Dans le créneau des avions de 110 à 150 passagers, le rayon d’action de plus de 3000 milles nautiques permet au C Series de relier entre elles des villes moins populeuses sans avoir à passer par un hub. Les grandes compagnies aériennes américaines utilisent encore beaucoup les hubs pour relier entre elles ces villes et n’ont pas d’intérêt pour de nouvelles liaisons directes à court terme.

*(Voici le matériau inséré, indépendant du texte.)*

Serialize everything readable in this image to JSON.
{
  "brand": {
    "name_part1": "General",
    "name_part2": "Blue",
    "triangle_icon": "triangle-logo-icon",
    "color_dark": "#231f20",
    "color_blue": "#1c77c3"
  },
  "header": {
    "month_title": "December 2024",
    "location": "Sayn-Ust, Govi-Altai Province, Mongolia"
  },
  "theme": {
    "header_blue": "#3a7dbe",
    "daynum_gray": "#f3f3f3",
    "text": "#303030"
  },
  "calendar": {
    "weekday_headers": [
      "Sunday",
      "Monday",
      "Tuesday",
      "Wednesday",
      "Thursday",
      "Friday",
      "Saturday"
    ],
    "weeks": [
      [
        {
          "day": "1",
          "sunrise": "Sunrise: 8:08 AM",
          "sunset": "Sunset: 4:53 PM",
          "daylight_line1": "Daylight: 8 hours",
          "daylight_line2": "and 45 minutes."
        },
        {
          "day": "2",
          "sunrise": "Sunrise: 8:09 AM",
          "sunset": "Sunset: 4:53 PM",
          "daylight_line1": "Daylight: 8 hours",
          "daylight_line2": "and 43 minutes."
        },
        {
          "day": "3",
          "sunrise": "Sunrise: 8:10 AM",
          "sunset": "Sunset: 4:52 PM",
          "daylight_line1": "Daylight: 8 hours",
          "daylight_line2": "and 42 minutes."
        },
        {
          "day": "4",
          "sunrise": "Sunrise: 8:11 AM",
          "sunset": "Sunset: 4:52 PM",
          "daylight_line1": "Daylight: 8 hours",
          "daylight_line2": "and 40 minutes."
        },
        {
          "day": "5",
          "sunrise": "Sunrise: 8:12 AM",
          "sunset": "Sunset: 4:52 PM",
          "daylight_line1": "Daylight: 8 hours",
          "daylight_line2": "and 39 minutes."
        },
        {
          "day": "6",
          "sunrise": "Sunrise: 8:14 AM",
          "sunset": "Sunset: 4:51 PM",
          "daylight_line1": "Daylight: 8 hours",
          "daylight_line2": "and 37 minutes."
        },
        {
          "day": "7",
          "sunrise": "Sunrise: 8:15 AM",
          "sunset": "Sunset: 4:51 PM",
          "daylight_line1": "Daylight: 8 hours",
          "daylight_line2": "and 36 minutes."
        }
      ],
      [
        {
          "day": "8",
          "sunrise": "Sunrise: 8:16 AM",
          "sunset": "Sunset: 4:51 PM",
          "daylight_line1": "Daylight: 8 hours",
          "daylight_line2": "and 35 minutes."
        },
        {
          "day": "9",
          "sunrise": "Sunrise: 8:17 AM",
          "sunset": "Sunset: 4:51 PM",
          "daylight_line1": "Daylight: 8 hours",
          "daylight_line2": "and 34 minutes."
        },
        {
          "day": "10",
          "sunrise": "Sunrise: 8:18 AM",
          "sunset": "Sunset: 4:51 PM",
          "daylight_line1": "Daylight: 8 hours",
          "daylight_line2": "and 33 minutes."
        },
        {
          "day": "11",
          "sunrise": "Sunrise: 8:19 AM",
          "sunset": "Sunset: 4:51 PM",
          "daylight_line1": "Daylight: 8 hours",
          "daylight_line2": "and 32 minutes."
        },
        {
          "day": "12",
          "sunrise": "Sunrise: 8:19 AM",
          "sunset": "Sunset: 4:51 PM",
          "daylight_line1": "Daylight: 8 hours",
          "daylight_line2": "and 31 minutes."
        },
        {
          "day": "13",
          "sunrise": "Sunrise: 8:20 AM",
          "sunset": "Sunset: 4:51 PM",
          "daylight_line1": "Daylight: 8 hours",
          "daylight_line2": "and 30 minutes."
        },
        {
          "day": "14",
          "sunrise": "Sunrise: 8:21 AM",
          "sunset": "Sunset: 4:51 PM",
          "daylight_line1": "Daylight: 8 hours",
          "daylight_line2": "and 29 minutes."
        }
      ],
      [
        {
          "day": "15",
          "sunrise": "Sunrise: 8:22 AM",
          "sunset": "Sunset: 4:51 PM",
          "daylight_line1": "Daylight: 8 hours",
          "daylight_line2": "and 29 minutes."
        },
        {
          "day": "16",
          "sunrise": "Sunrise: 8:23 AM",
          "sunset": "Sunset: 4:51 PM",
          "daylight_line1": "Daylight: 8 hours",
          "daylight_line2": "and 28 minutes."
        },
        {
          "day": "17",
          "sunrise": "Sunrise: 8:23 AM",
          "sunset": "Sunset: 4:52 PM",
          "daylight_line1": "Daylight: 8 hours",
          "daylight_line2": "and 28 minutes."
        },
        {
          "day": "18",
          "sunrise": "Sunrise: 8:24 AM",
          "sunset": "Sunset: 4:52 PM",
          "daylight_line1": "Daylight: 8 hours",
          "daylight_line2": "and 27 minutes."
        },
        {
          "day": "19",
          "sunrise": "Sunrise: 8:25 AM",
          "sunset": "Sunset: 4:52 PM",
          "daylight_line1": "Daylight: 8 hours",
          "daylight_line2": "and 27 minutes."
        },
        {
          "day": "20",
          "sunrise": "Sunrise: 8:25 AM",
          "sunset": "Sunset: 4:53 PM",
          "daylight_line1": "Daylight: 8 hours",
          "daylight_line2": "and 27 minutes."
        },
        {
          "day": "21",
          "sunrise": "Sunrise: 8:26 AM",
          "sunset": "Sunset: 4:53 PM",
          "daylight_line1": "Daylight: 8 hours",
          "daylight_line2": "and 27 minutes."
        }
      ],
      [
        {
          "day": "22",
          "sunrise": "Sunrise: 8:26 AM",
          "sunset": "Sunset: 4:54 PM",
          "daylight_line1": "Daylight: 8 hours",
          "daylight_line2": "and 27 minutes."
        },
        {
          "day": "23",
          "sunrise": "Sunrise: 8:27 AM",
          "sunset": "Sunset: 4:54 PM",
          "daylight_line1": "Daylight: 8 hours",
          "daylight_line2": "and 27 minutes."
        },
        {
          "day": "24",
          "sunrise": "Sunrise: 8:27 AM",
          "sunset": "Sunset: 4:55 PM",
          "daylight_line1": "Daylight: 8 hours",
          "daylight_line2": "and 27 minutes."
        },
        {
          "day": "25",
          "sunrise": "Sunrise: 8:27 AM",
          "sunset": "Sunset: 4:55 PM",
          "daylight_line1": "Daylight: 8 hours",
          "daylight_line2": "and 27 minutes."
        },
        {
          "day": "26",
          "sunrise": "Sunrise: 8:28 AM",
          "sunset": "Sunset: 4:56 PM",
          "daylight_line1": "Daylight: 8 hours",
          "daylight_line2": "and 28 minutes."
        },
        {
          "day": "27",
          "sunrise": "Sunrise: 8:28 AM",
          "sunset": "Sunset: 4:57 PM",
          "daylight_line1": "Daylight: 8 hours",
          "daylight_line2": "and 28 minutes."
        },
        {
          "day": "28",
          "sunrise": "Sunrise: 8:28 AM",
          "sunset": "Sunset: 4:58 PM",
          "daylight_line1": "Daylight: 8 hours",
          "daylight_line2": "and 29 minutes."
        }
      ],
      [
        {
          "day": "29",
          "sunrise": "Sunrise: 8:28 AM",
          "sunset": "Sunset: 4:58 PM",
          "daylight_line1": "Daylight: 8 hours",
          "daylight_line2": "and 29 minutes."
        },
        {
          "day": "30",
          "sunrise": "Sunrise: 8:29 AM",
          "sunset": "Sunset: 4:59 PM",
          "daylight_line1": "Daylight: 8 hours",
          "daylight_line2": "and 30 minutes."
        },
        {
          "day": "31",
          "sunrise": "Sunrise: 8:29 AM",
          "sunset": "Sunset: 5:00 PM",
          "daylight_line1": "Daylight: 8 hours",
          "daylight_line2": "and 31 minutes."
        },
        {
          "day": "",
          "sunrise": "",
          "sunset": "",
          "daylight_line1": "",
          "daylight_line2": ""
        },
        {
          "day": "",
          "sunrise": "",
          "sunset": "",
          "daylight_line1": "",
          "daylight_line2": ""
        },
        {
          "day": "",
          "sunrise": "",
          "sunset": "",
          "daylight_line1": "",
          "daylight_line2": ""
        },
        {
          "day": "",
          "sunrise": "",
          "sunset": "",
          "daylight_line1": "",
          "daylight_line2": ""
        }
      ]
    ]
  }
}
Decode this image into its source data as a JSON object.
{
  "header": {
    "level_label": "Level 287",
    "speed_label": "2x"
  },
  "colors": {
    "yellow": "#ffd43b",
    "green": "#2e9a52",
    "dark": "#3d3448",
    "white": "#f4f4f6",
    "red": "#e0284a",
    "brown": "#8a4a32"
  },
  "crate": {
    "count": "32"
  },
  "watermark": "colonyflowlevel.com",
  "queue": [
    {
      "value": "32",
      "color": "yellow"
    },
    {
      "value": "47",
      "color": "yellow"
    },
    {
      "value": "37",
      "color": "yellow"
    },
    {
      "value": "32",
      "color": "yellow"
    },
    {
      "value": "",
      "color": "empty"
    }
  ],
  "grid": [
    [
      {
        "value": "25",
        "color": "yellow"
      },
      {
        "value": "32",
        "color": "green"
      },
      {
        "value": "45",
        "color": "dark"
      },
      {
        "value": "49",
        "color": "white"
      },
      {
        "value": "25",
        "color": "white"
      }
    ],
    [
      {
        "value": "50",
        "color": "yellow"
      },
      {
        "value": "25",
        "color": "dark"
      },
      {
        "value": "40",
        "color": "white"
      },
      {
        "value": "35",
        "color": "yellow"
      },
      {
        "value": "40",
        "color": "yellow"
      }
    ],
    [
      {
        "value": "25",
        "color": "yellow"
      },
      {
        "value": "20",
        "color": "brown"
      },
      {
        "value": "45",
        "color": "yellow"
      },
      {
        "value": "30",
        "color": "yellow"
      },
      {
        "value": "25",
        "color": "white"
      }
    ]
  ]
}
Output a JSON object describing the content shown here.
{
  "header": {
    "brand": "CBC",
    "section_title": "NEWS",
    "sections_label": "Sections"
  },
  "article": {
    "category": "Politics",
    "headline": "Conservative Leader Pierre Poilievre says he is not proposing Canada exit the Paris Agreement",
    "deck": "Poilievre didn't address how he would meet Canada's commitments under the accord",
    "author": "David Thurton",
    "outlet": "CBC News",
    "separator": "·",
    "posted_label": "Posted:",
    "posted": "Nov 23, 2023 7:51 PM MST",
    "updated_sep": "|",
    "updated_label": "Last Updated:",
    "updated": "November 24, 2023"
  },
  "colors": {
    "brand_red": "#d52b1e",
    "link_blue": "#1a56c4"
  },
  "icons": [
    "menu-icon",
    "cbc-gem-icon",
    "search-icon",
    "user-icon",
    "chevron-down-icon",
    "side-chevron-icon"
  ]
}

Le fait que les transporteurs du Moyen-Orient s’intéressent au C Series s’explique aussi par son rayon d’action étendu. Il peut en effet relier directement entre elles des villes du Moyen-Orient ou du nord de l’Afrique à des villes de l’Europe.
CS300
Le 29 juin dernier, je mentionnais qu’United Airlines serait probablement le prochain client du C Séries; disons que je serais aujourd’hui moins surpris si une compagnie européenne passait une commande avant United Airlines. Cette dernière sera certainement la première grande compagnie aérienne américaine à faire l’acquisition du C Series, mais il faudra attendre que le prix du pétrole soit en forte hausse avant qu’un deuxième transporteur d’importance ne se manifeste au pays de l’Oncle Sam.